Robert Pogue Harrison's 'Gardens: An Essay on the Human Condition', like his 'Forests' http://ncolloff.blogspot.ch/2014/08/if-you-go-to-woods-today.html, is a penetrating exploration of how a particular aspect of our world has been seen down the ages and how that seeing reveals key aspects of humanity and how it has changed from place to place and from time to time.

It begins with the most famous garden of all: Eden and suggests how Eve's eating of the apple was not a rebellion from a perfect state but an escape from a state too static, fixed, in which it was impossible to realise human(e) possibility. The core of this possibility is the ability to practice 'care', the ability to take a set of given conditions and navigate with and through them to achieve a dynamic, living reality, part shaped, part given, always vulnerable yet one's own. In fact, a real garden, actually loved and known, shaped by one's own hands. One that is always learning from the past and open to a challenging future.

The essay goes on to explore the ways in which 'the garden', real and imagined, has interacted with key moments of our unfolding culture and what it might reveal about humanity within that culture.

Of the two best chapters, the first is a defence of Epicurus who famously retreated to a private garden but not to cultivate that narrow hedonism with which he has become fixed in the modern mind but to practice the arts of friendship, gratitude, patience and serenity that would allow a person to face their mortality equitably and live a good life before that. It was a 'retreat' that was a political act - consciously taking oneself out of a given situation, the failure of Greek politics - to revaluate values and propose not 'a solution' but ways of life that might point to better possibilities in time.

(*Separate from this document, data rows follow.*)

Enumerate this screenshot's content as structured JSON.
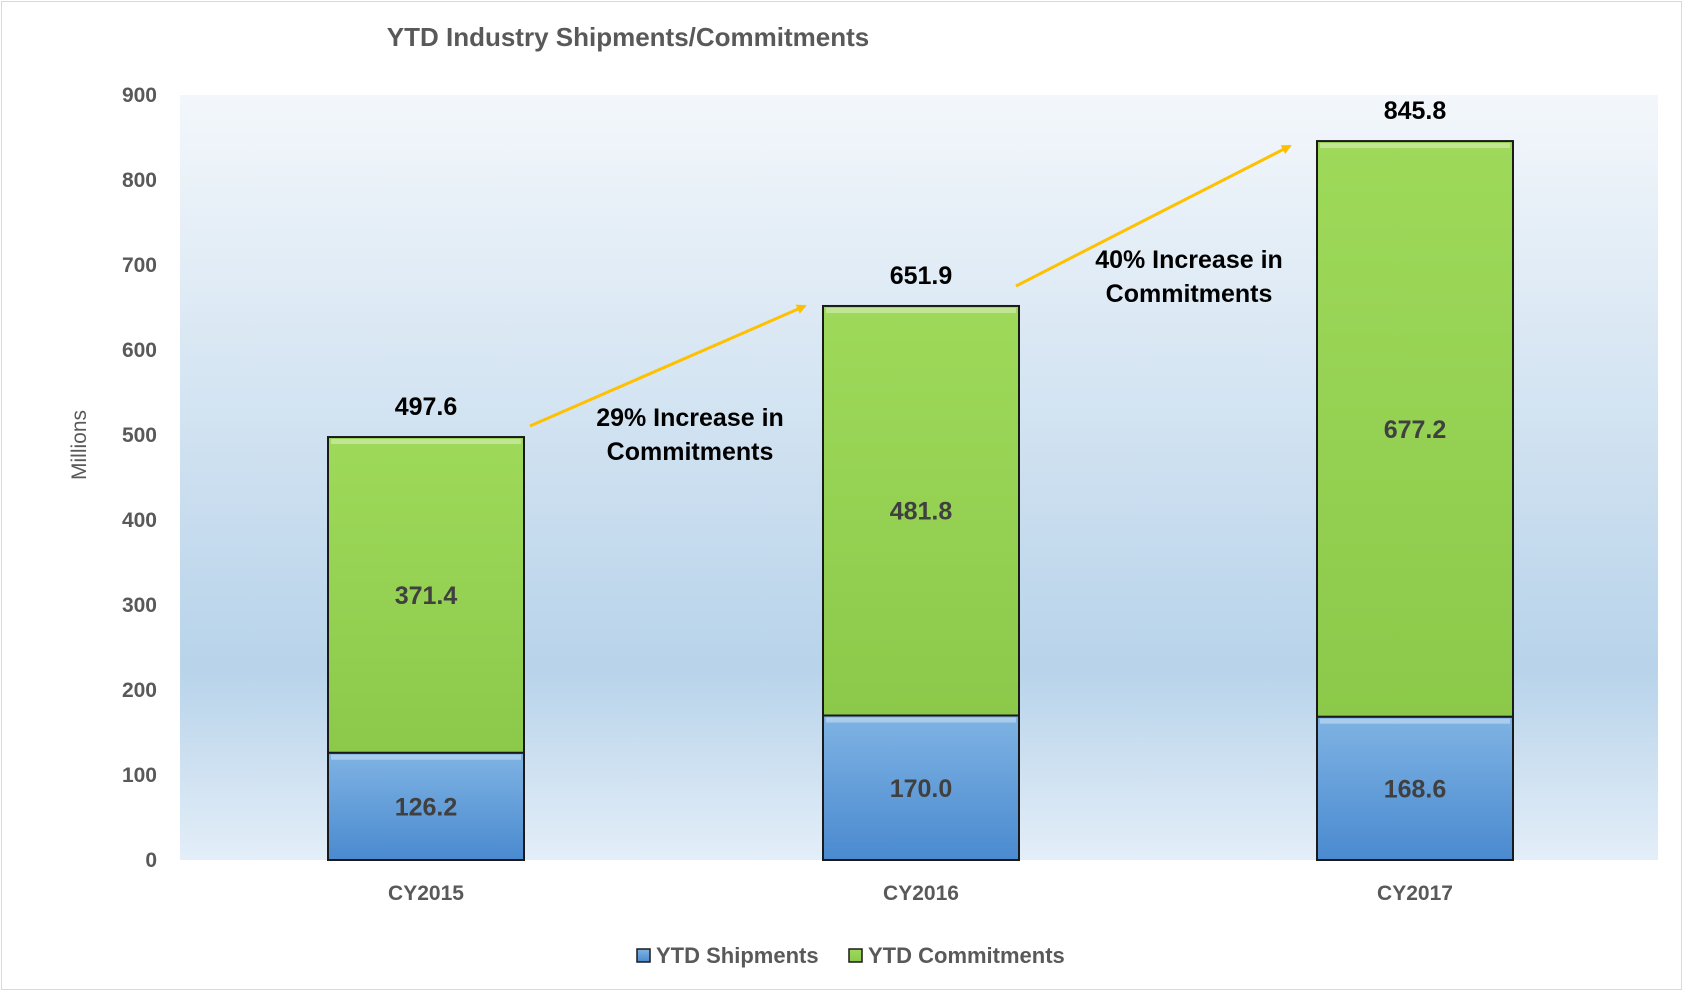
{
  "chart_data": {
    "type": "bar",
    "stacked": true,
    "title": "YTD Industry Shipments/Commitments",
    "ylabel": "Millions",
    "xlabel": "",
    "ylim": [
      0,
      900
    ],
    "yticks": [
      0,
      100,
      200,
      300,
      400,
      500,
      600,
      700,
      800,
      900
    ],
    "categories": [
      "CY2015",
      "CY2016",
      "CY2017"
    ],
    "series": [
      {
        "name": "YTD Shipments",
        "values": [
          126.2,
          170.0,
          168.6
        ],
        "labels": [
          "126.2",
          "170.0",
          "168.6"
        ],
        "color": "#5b9bd5"
      },
      {
        "name": "YTD Commitments",
        "values": [
          371.4,
          481.8,
          677.2
        ],
        "labels": [
          "371.4",
          "481.8",
          "677.2"
        ],
        "color": "#92d050"
      }
    ],
    "totals": [
      497.6,
      651.9,
      845.8
    ],
    "total_labels": [
      "497.6",
      "651.9",
      "845.8"
    ],
    "annotations": [
      {
        "lines": [
          "29% Increase in",
          "Commitments"
        ],
        "from_category": "CY2015",
        "to_category": "CY2016"
      },
      {
        "lines": [
          "40% Increase in",
          "Commitments"
        ],
        "from_category": "CY2016",
        "to_category": "CY2017"
      }
    ],
    "arrow_color": "#ffc000",
    "grid": false,
    "legend_position": "bottom",
    "plot_background": "gradient light blue"
  }
}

The second is an exploration of the garden with relation to Christian and Islamic views of paradise. The latter place is concrete, realistic, a place of serenity and reward, a reward that can be continuously enjoyed. It is relaxing. The former is depicted only by way of analogy and metaphor, eluding description and is a place of renewed ecstasy where there is no completion only the prospect of further joys. It is restless.

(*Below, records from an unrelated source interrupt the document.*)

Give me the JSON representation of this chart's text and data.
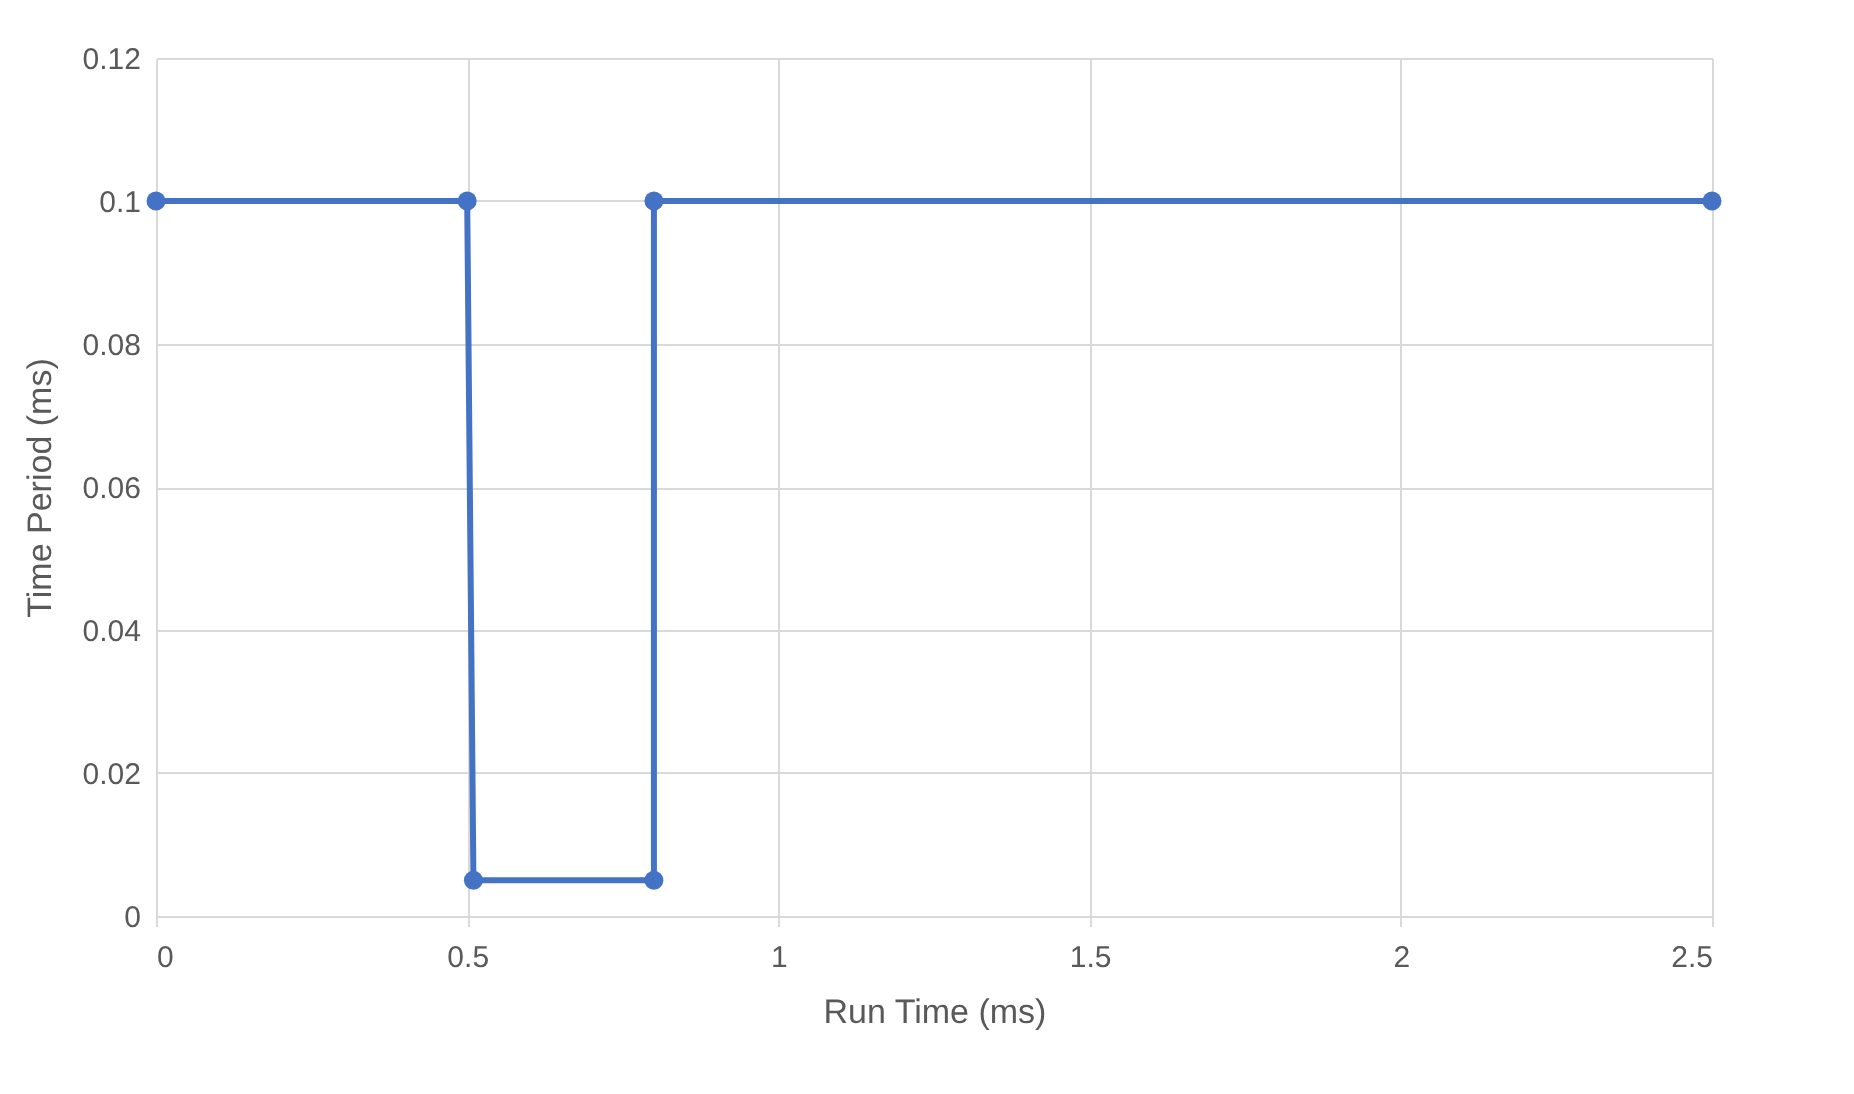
{
  "chart_data": {
    "type": "line",
    "xlabel": "Run Time (ms)",
    "ylabel": "Time Period  (ms)",
    "x": [
      0,
      0.5,
      0.51,
      0.8,
      0.8,
      2.5
    ],
    "series": [
      {
        "color": "#4472c4",
        "values": [
          0.1,
          0.1,
          0.005,
          0.005,
          0.1,
          0.1
        ]
      }
    ],
    "xlim": [
      0,
      2.5
    ],
    "xticks": [
      0,
      0.5,
      1,
      1.5,
      2,
      2.5
    ],
    "ylim": [
      0,
      0.12
    ],
    "yticks": [
      0,
      0.02,
      0.04,
      0.06,
      0.08,
      0.1,
      0.12
    ],
    "grid": true,
    "marker": "circle",
    "line_style": "solid"
  }
}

In Islam, paradise is the Garden of Eden, reimagined. In Christianity, famously in Dante, Eden is a place one returns to (after purgatory) only to leave in a leap towards the ever receding fulfilment of the heavenly. God is all present in an Islamic paradise of fulfilled desire. God remains the target of desire in a Christian heaven.

Is it possible, Harrison speculates, that Islamic discomfort of 'the West' is not of our professed values but of our fundamental restlessness, of ever wanting to be somewhere other that, from an Islamic perspective, can only be evidence of a fundamental inability to be 'islam' - surrendered to the ever present God?

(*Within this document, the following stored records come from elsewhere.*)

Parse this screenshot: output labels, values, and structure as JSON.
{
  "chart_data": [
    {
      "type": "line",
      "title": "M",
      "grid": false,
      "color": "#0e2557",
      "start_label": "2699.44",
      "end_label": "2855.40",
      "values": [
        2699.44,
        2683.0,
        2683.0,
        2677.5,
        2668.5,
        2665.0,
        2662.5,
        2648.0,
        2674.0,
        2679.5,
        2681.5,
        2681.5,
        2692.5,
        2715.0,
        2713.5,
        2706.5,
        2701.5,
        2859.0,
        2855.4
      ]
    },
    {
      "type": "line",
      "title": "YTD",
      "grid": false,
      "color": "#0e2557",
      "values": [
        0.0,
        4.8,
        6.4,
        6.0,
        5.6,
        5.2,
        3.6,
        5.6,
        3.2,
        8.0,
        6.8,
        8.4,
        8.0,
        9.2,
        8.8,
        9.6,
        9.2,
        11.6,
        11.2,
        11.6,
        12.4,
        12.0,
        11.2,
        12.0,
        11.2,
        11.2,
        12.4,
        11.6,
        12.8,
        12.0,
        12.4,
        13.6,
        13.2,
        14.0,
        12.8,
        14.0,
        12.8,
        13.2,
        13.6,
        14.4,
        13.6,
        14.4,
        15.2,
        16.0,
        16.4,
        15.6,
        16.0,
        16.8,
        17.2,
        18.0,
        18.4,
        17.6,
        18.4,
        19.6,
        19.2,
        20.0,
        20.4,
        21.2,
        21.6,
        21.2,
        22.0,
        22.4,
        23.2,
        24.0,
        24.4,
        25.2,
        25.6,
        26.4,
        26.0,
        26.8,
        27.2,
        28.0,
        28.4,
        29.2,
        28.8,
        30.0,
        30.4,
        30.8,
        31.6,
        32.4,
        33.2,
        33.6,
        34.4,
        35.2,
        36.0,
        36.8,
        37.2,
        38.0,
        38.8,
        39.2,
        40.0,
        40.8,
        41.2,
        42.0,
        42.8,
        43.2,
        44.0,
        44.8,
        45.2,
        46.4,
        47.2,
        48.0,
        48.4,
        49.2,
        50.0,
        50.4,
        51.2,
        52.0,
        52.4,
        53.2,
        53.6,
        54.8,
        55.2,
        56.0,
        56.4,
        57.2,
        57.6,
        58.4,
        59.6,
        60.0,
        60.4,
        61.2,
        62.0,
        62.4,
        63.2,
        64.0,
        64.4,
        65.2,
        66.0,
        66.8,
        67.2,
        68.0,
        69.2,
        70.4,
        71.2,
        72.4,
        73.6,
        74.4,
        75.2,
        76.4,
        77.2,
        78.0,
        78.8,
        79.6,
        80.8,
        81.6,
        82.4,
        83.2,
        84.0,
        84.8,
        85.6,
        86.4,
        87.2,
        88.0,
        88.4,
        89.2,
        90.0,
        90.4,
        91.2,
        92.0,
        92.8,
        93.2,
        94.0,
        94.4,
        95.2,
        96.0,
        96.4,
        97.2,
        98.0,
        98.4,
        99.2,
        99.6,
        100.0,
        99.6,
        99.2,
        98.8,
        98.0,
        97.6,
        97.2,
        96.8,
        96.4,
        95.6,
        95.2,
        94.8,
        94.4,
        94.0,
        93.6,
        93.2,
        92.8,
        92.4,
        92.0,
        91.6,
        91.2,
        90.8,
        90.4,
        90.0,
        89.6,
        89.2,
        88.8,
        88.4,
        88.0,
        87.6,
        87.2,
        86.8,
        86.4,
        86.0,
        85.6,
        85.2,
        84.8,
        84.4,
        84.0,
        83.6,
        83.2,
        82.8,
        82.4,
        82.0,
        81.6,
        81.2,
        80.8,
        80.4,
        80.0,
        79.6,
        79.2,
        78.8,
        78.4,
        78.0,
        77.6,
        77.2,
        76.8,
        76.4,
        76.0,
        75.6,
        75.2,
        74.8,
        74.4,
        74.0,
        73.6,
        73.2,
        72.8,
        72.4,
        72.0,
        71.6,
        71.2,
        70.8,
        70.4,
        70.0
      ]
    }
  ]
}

This thematic, however, is amplified throughout Harrison's text - the garden as a potential antidote to restlessness, providing an option for care within a nurturing environment, and our inability to recognise it fully, being deeply attracted, yet increasingly elusive, as we nurse our 'lack' and try to fill it with distraction rather than attractive activity, with consumption rather than care.

Harrison begins quoting Voltaire in Candide, the famous last line, that we should cultivate our gardens as the most meaningful response to the world's chaos. Three centuries later it continues, suggests Harrison, to be sensible advice. For in gardening is an ethic of recognising limits, postponing complete satisfaction as you advance modest goals in the face of the world's uncertainties. Not an 'heroic' ethic but maybe a liveable, sane one.